The MoU paves the way for business leaders to be recruited as instructors at TVETs, while also allowing for the creation of internships and on-site training programmes for students and teachers.
Bringing in businesses
President Joko Widodo told local press in September that it was essential for private sector requirements to be reflected in the teaching at Indonesia’s vocational educational institutions, which number around 13,000, according to the MoEC.
“We have to involve the business world and industries because they have a better understanding of the needs of the workforce,” he said.
As a pilot initiative under the agreement, three private sector companies are developing specialised programmes in partnership with 20 vocational high schools (sekolah menengah kejuruan, SMKs) nationwide.
Fertiliser producer Petrokimia Gresik will collaborate with seven SMKs in East Java, while automobile giant Astra Honda Motor will team up with nine schools in Banten and South Sulawesi. The third firm, polypropylene producer Polytama Propindo, is set to enter into a partnership with four SMKs in West Java.
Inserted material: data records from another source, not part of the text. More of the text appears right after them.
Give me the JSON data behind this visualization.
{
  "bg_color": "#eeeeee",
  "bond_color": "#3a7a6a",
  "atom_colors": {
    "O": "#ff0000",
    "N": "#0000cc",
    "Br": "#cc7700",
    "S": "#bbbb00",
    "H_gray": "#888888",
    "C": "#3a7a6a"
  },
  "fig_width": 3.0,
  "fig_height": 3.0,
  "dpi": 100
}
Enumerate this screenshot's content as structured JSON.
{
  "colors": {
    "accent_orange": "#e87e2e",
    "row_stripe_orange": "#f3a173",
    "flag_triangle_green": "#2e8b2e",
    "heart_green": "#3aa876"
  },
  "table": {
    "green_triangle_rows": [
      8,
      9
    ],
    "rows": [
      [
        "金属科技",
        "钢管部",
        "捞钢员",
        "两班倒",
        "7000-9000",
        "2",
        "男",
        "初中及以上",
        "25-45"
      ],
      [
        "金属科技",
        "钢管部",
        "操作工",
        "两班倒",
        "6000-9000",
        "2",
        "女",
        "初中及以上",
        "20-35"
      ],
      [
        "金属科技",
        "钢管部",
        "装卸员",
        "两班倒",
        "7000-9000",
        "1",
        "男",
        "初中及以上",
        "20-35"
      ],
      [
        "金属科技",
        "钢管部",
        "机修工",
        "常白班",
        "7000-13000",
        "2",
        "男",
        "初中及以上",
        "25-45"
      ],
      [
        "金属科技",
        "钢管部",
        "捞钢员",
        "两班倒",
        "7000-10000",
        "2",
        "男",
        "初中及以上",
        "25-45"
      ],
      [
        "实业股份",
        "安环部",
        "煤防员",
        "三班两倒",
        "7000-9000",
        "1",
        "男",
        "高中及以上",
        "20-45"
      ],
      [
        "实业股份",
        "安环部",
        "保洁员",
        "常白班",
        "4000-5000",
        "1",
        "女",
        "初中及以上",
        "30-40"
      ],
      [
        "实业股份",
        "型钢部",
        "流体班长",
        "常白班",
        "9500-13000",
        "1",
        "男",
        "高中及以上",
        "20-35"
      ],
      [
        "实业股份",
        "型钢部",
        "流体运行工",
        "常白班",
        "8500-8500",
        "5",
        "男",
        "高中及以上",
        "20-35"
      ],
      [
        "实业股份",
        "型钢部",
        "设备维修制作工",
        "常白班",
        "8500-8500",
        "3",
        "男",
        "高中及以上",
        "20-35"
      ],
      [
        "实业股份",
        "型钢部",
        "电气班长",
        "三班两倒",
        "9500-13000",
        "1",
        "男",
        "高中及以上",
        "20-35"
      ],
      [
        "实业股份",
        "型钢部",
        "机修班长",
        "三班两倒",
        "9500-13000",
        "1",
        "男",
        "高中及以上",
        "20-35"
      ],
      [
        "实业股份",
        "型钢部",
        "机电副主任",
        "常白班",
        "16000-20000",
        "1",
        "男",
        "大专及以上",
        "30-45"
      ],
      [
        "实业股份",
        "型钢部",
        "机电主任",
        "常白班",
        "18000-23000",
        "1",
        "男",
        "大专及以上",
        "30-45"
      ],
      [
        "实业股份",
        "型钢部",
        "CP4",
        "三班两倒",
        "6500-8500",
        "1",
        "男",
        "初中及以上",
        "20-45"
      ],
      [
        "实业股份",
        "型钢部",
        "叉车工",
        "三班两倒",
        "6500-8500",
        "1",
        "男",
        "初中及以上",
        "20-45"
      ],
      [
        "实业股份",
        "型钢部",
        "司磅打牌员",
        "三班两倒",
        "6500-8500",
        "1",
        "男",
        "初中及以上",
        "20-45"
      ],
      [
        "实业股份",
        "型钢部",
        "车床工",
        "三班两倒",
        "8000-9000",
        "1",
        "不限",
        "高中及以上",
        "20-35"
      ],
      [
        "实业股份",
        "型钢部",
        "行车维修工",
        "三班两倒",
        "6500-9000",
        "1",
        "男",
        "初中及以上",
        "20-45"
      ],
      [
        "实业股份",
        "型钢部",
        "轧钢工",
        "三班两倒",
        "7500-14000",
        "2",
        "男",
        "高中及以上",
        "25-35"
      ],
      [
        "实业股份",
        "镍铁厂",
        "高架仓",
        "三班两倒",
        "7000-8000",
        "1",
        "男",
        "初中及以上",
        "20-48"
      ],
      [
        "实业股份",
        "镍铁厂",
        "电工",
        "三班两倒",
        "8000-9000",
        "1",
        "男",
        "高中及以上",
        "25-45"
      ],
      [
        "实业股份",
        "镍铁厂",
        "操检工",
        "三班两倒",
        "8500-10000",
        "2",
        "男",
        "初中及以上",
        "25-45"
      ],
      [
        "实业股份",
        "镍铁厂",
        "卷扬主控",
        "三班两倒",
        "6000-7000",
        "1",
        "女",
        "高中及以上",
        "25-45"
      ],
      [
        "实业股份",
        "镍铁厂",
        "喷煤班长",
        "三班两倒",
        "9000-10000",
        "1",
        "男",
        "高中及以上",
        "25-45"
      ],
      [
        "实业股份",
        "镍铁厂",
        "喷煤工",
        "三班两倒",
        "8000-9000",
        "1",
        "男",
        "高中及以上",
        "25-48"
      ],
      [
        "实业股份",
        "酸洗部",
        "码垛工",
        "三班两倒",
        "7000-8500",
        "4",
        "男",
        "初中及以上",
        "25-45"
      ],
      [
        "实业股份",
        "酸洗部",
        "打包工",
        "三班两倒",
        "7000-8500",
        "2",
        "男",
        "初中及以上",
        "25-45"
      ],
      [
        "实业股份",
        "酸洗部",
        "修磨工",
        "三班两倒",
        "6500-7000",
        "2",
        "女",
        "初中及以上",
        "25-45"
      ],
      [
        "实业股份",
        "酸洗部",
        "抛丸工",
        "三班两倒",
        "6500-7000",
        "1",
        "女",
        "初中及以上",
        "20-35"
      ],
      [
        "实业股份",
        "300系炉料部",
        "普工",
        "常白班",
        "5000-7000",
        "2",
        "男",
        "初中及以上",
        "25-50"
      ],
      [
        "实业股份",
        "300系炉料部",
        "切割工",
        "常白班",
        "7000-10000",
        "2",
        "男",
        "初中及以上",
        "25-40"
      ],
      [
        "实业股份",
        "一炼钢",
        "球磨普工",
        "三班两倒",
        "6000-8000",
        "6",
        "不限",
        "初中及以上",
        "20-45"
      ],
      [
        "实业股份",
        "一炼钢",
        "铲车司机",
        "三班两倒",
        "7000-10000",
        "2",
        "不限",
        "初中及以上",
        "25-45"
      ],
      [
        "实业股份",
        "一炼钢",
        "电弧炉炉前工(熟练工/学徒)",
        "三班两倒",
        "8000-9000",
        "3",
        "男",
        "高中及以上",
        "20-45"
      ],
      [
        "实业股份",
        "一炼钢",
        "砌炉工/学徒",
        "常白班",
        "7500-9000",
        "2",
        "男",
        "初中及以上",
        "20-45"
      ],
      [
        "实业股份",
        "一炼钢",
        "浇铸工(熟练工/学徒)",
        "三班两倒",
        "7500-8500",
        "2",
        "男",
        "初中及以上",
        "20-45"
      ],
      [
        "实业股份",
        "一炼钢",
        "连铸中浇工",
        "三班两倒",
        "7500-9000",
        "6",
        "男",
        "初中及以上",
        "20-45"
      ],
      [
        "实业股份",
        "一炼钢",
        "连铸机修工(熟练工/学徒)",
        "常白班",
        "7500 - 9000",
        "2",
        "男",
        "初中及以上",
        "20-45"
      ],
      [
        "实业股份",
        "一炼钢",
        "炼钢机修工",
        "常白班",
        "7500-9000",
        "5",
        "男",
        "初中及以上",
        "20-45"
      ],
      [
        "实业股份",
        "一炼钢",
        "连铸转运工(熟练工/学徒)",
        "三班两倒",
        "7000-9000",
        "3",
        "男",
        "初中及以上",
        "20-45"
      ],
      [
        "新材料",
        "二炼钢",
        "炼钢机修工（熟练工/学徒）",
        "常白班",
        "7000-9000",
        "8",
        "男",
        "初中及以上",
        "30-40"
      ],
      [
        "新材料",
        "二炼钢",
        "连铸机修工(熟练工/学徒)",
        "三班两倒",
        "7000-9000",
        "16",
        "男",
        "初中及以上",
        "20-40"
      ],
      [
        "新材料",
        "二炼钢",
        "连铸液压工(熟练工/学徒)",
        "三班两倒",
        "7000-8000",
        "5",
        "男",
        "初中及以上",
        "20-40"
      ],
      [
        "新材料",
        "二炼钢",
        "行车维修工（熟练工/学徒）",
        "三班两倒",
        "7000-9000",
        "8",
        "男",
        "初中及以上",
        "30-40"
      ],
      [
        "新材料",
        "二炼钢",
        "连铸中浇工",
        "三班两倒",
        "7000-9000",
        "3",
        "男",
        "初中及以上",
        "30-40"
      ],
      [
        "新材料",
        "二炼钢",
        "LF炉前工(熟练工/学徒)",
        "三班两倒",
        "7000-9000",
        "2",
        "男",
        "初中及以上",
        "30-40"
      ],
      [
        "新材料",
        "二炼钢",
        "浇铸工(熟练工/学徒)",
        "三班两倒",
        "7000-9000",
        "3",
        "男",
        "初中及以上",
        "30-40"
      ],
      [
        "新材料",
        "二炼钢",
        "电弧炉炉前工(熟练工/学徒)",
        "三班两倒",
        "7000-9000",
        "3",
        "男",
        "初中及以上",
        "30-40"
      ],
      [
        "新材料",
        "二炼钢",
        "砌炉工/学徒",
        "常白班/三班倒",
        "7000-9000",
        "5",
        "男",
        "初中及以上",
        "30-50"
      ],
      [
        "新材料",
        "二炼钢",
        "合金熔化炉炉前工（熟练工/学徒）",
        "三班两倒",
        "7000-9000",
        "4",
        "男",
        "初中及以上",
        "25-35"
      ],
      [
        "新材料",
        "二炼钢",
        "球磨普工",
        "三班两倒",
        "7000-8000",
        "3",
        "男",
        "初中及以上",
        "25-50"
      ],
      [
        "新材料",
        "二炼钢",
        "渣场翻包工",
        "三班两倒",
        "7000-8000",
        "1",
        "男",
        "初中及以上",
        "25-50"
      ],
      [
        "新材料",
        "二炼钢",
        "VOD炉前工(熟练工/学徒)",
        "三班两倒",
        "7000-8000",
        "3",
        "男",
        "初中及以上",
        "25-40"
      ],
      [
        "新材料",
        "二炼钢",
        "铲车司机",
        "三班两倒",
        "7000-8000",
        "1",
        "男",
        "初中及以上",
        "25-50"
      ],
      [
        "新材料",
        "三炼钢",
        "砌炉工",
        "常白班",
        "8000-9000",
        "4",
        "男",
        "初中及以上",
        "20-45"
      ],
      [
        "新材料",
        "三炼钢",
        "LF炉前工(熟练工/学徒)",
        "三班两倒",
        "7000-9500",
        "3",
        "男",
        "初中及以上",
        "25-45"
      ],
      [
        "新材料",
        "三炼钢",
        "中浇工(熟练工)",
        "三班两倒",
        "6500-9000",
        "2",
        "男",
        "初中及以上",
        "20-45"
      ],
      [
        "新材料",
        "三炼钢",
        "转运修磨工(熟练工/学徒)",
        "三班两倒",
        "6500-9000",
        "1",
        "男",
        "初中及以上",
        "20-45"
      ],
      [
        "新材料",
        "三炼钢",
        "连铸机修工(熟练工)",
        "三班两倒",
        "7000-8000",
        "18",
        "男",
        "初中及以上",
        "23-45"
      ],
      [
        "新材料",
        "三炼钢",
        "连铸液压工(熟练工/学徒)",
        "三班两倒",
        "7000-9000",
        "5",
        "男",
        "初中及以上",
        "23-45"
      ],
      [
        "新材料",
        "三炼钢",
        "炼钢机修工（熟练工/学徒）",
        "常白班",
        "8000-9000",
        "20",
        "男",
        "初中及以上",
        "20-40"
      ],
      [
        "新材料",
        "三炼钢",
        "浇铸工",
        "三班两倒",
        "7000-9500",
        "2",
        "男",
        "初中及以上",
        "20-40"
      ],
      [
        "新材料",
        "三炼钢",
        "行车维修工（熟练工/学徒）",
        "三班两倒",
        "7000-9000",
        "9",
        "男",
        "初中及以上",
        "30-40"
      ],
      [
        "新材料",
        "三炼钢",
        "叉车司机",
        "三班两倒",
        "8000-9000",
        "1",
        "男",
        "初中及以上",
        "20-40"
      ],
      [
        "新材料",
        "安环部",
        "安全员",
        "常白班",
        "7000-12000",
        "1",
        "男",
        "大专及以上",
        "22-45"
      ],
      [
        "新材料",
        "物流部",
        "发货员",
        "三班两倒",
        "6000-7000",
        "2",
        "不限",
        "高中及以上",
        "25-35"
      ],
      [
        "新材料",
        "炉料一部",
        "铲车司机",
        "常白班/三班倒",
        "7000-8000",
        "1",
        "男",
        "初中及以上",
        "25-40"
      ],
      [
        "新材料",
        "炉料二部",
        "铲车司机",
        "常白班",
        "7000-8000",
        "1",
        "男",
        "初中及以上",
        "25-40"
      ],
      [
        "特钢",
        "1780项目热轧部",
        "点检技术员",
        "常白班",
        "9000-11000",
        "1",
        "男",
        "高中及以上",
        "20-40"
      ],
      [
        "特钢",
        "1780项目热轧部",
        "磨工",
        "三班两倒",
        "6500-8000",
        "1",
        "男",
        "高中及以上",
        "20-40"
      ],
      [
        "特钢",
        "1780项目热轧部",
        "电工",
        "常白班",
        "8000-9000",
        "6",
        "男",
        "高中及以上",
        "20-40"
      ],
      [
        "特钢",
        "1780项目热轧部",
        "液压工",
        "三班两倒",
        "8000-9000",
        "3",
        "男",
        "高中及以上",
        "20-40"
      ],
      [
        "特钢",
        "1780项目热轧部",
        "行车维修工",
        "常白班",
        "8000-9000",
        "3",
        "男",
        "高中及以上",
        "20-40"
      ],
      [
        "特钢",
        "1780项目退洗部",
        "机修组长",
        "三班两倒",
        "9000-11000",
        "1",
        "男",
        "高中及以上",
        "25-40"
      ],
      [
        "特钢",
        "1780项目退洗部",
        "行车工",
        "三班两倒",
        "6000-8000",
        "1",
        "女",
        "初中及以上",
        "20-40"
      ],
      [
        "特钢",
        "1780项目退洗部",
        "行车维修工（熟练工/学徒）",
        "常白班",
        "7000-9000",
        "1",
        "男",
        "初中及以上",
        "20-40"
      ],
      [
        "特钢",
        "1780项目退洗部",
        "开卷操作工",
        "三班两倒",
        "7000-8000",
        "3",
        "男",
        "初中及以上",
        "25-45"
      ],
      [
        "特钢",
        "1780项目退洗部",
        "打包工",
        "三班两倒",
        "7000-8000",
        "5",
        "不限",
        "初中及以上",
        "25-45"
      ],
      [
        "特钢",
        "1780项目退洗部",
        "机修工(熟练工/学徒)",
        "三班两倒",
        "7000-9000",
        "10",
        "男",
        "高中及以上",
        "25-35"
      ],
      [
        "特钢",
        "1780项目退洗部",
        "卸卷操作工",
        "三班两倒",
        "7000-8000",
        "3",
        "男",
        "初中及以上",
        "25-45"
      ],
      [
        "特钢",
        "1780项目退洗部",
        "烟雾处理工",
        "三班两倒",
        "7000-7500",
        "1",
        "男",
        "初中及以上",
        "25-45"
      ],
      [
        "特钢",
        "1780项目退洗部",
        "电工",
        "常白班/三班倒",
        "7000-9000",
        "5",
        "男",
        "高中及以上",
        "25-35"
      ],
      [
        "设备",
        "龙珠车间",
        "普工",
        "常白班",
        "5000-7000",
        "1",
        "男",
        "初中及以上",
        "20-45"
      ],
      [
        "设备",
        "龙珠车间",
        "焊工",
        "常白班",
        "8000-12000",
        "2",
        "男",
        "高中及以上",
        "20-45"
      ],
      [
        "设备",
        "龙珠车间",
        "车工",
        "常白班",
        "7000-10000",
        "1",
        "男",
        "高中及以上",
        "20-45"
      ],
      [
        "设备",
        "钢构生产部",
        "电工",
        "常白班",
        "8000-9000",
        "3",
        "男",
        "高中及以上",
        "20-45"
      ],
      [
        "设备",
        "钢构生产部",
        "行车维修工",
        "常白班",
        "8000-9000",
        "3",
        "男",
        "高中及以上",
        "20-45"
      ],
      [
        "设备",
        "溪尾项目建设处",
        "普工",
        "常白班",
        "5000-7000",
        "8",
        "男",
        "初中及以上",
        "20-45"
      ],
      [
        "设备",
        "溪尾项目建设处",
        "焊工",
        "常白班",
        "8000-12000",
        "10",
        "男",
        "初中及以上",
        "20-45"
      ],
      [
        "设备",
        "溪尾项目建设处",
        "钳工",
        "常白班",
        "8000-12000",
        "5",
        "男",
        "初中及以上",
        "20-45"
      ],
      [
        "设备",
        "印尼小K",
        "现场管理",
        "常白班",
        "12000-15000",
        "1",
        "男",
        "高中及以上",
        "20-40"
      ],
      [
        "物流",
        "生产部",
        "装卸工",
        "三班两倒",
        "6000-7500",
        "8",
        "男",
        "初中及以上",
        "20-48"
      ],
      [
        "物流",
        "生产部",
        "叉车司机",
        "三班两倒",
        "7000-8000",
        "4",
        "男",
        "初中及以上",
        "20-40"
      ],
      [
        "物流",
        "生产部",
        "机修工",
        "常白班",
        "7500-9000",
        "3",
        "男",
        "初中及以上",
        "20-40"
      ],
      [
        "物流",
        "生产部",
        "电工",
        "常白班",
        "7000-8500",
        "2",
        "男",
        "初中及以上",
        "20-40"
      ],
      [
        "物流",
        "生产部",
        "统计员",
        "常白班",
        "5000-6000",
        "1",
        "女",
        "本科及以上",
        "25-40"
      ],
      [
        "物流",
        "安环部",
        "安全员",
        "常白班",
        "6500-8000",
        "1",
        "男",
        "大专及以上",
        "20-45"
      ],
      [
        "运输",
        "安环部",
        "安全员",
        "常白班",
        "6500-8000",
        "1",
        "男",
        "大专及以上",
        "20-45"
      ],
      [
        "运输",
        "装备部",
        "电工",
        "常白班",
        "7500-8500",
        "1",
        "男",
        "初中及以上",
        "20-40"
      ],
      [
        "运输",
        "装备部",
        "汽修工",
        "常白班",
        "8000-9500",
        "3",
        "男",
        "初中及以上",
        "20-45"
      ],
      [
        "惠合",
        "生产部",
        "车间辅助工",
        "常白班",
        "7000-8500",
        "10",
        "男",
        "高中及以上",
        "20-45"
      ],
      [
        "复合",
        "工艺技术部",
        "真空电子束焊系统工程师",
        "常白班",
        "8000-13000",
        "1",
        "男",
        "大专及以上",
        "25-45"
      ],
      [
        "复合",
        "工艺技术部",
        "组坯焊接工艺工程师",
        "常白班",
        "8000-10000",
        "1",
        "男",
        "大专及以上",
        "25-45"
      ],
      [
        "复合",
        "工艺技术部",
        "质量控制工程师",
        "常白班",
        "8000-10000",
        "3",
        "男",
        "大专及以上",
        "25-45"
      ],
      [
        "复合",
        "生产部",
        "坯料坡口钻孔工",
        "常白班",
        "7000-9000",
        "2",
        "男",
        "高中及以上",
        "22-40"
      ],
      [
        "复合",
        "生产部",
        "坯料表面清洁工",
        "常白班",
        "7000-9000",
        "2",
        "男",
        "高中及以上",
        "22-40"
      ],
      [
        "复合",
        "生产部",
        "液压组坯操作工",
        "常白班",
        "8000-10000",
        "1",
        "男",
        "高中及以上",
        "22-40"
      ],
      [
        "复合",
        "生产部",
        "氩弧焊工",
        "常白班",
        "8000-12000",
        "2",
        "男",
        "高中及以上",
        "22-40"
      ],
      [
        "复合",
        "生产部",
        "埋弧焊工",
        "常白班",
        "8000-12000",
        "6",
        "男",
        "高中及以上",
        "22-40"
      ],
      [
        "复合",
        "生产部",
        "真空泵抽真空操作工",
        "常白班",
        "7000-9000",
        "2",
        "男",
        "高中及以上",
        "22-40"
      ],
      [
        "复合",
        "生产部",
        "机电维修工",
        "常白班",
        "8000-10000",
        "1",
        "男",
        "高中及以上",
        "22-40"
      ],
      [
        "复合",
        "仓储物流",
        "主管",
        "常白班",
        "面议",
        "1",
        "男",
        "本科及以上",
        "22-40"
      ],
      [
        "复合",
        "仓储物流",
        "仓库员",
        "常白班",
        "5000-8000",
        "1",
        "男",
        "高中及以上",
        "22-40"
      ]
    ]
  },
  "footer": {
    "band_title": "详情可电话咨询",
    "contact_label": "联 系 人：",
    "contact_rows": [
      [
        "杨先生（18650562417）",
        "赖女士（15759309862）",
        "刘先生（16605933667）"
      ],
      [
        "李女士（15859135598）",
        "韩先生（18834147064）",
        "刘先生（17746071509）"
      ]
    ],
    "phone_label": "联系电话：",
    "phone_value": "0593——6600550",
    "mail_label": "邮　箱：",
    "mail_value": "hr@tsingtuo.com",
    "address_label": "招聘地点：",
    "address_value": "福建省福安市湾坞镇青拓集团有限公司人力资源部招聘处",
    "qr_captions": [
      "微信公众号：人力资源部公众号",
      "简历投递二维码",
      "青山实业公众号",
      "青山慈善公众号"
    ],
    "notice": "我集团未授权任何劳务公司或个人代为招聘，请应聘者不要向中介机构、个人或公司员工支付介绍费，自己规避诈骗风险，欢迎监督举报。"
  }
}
“If industry players provided [the government] with a labour requirement forecast, like how many auto mechanics or hotel employees they would need in the next five years, then we could adjust the SMK curriculum to meet such needs,” Muhadjir Effendy, the minister of culture and education, said in November.
In another move to enhance the employability of graduates, programmes leading to the award of skills certificates will also be offered at SMKs.
Darmin Nasution, the coordinating minister for economic affairs, said in November that students will be able to take the training courses in addition to their graduation diploma. The new certification process, he said, would enable employers to identify potential recruits with the necessary skill sets at an earlier stage, and speed up hiring processes for both firms and candidates.
The initiative should also allow students that drop out of diploma programmes early to have some level of certification that prospective employers recognise.
Bridging the gap
These moves form part of a broader set of reforms aimed at addressing skills gaps across Indonesia’s economy and, in turn, boosting the country’s competitiveness and growth prospects.
A report issued by McKinsey Global Institute (MGI) in 2012 found that Indonesia could become the world’s seventh-largest economy by 2030, “but only if it can further boost productivity to meet growth targets ”.
Data released by Statistics Indonesia (BPS) in November found that 11.1% of graduates who qualified at vocational high school were unemployed as of August, the highest rate among all of Indonesia’s graduates. This compares to a nationwide unemployment rate of around 5.6% at the time, according to BPS figures.
This underemployment comes despite accelerating labour market demand. Indonesia needs to bring 3.8m new skilled workers into the economy annually through to 2030 to close the skills gap and realise the country’s potential, Hanif Dhakiri, minister of manpower, told media.
“There is a shortage of 56m skilled workers, and that has to be filled in 14 years,” he said at the signing the MoU in November.
The following month, the MoEC directed SMKs to focus on six priority sectors and fields with high potential for growth and a demand for skilled workers, namely tourism, maritime programmes, food security, creative industries, construction and energy.
A special focus was placed on the renewables segment in early February, when the Directorate of Vocational Education and Training of the MoEC pledged to roll out 100 renewable energy tuition programmes at different SMKs and train 500 instructors to teach them.